The decision “will embolden opponents of agency regulations to challenge any agency action they don’t like and claim it’s a major question,” the Sierra Club’s Restrepo said. “Badly needed safeguards protecting public health and welfare will be held hostage to whether it’s a ‘major question.’”
“This is really, really big,” said Karen Sokol, a professor at Loyola University New Orleans College of Law. In her analysis, the Roberts opinion performs a rhetorical “sleight of hand.” It insists it is a “narrow” decision focused on an interpretation of one subsection of the Clean Air Act. But by resting so heavily on the major questions doctrine, it is, in fact, a possibly landmark decision that expands the court’s authority. “This is the court wrapping itself in the guise of humility when actually it’s the one making the policy here.”
Such judicial activism is likely to forestall progress on a range of pressing issues. Congress, after all, is all but paralyzed; it can barely pass new laws, much less forward-looking ones that delegate specific powers to the executive agencies. In the absence of such explicit delegation of powers, some federal courts—now packed with conservative Trump appointees—are likely to use the major questions standard to knock down all sorts of public interest laws. Today’s decision, then, is a template for federal government inaction.
For the conservative movement, this has been the plan all along. The majority opinion in the EPA case is the latest victory in a 50-year-long effort to dismantle what conservatives call “the administrative state”—what most people simply think of as modern, effective government. The effort began in the early 1970s with the so-called “Powell Memo,” in which soon-to-be Supreme Court justice Lewis Powell argued that to protect American capitalism from “broad attack,” corporate interests needed to increase their influence over the judicial system.
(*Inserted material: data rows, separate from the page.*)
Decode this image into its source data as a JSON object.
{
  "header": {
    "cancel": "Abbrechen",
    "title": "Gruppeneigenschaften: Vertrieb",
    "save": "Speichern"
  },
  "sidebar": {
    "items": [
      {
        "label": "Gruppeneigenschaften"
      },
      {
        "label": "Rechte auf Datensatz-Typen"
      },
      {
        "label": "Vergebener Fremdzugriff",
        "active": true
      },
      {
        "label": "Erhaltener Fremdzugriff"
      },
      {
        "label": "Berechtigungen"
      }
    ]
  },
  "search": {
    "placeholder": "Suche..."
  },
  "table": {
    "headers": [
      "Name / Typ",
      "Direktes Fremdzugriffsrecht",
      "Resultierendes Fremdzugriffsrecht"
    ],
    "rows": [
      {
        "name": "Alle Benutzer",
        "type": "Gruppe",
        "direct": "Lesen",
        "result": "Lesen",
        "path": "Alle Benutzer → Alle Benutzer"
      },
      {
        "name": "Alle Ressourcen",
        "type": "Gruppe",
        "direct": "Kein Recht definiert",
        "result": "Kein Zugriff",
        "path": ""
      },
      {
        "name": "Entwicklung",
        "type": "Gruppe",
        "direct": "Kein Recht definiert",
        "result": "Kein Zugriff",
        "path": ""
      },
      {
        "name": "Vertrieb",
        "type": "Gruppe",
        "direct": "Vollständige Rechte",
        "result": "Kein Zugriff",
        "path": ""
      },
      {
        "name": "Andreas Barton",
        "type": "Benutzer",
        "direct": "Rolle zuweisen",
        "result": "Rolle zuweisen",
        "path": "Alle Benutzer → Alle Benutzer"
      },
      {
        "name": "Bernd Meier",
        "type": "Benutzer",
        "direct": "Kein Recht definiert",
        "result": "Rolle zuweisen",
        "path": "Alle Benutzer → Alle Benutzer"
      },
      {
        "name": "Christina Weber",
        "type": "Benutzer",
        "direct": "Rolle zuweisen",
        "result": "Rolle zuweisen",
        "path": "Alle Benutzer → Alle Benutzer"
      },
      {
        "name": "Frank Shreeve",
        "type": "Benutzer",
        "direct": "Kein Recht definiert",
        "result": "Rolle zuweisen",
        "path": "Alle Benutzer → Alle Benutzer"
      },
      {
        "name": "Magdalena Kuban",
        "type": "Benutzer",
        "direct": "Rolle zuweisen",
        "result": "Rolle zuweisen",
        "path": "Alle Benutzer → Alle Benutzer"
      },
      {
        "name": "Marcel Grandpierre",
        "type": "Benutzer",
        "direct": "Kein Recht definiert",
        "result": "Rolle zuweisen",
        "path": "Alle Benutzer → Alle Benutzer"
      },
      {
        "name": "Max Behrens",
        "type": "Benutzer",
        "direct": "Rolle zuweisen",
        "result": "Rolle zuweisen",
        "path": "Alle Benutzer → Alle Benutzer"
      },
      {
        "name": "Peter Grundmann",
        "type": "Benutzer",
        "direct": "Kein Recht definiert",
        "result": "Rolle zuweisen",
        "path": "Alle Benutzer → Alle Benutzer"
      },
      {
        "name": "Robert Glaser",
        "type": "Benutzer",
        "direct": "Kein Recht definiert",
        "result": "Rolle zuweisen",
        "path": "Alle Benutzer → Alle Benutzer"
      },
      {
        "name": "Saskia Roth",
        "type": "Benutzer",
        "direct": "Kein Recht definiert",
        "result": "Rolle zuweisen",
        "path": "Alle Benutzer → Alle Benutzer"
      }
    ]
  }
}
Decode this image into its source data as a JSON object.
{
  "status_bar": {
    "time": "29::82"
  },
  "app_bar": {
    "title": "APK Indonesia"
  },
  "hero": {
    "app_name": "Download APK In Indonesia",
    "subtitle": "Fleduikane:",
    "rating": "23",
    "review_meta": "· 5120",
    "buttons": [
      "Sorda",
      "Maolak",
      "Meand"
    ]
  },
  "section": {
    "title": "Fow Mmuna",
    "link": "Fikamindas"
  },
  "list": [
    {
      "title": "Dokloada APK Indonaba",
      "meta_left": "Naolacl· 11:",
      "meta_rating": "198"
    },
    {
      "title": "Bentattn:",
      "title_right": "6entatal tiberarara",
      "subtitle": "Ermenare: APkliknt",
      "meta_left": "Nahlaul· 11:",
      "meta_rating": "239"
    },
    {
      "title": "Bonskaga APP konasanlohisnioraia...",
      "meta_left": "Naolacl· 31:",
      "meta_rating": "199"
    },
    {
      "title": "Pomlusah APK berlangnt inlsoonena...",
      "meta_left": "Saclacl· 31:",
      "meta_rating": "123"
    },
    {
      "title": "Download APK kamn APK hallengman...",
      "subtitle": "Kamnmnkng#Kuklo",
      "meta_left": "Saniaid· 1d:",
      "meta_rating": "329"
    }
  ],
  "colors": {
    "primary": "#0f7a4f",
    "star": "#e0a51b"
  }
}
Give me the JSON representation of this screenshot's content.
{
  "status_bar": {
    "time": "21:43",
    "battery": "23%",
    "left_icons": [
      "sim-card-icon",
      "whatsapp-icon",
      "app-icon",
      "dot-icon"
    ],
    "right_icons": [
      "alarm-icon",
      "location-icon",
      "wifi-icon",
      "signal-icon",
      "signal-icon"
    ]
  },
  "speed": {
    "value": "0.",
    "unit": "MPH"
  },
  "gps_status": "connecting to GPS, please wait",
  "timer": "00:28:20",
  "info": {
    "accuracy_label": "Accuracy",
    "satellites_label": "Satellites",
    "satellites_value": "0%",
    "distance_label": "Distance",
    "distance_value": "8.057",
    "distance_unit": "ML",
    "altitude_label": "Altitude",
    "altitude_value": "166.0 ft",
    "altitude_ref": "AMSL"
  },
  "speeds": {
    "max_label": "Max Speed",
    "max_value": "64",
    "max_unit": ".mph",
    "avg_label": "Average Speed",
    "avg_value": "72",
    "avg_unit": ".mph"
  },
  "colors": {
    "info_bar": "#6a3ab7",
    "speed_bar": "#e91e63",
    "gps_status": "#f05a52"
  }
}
During the subsequent decades, a network of free-market fundamentalist organizations like the Federalist Society, the Koch brothers–funded Competitive Enterprise Institute, and the Republican Attorneys General Association put that plan into action. Today, the federal judiciary is more hostile to federal oversight of industry than at any time since the New Deal reforms of the 1930s.
By establishing the major questions doctrine as a new standard for the constitutionality of executive rulemaking, the Supreme Court has delivered “a ginormous gift to industry,” Sokol said. “Every agency regulation that is meaningful—that is protective of public health and safety—could raise a major question. This is hobbling agencies, and it’s empowering industry.”
That triumphant industry, of course, is exactly who funded the organizations like the Federalist Society that got the conservative justices on the court. "This majority was constituted by corporate power, including fossil fuel industry power," Sokol said. "In West Virginia v. EPA, these justices did what they were put on the court to do: seal in significant constitutional protections for corporate interests at the expense of the public—and, in the case of climate protection, the rest of the world.”